Indeed, on Monday Syria is receiving several Palestinian leaders who have been consulting key Arabs on the Palestinians' post-Arafat future.

Yet motivation alone won't necessarily lead to actual Syria-Israel talks.

After Assad spoke in private meetings, Syrian officials scrambled to publicly reiterate their main condition — the resumption of Syrian-Israeli talks from the point they broke off in 2000. At the time, Syria wanted assurances that it would get back all of the Golan Heights lost in the 1967 Mideast War. Israel wanted slight modifications in the pre-1967 border and insisted that issues of security and normalization be spelled out first.

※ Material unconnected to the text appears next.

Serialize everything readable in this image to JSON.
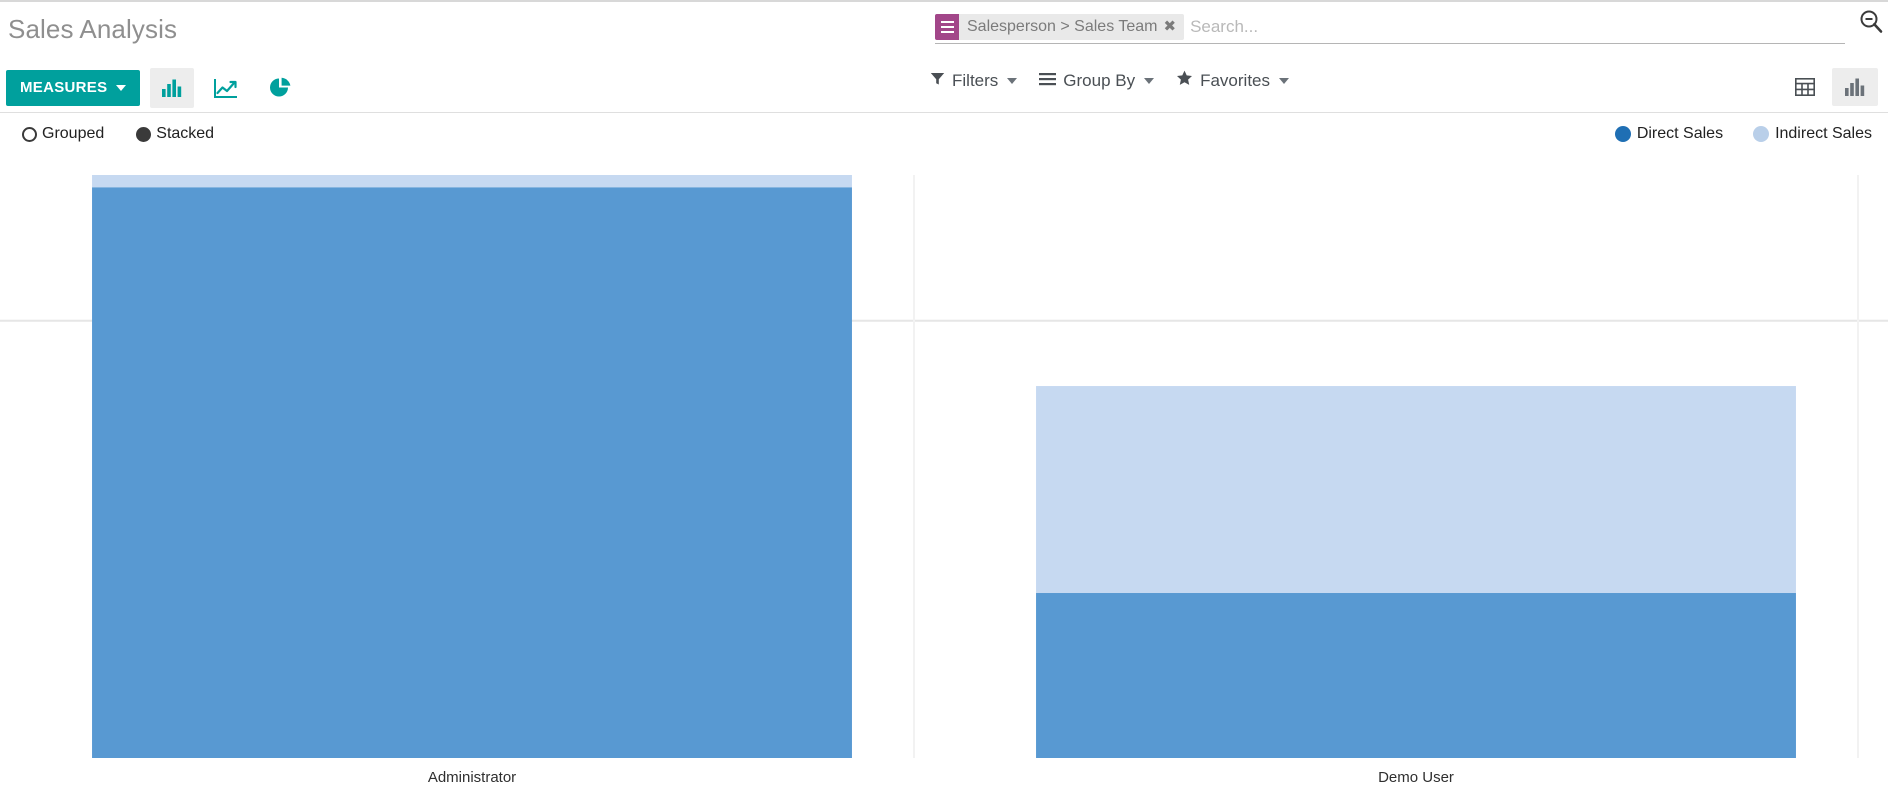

Israel now says the talks should start from scratch, and at first dismissed Assad's offer as insincere. Then Sharon on Thursday repeated the condition that Syria first crack down on Palestinian militants.

Assad himself, meanwhile, has remained silent in public.

The negotiations themselves have always boiled down to Syria demanding the return of the Golan — the strategic plateau overlooking northern Israel — and Israel insisting Syria agree to full peace with trade and open borders. Israel, while hesitant to give back the Golan, recognizes that no final peace deal can be reached without Syria.

Sharon indicated Thursday that Israel could be persuaded to withdraw from the Golan. In January, he made a rare acknowledgment among hard-liners when he said that Israel would have to relinquish the Golan as the price of a settlement.

Syria is the main power broker in Lebanon and it controls the militant Lebanese Hezbollah, whose rockets can strike Israel's north. Damascus also harbors leaders of Hamas and Islamic Jihad, the militant Palestinian groups that send suicide bombers into Israeli towns.

Although the two countries rarely clash directly, the possibility of violence can never be written off. Less than three months ago a car bomb blamed on Israel killed a Hamas leader in Damascus.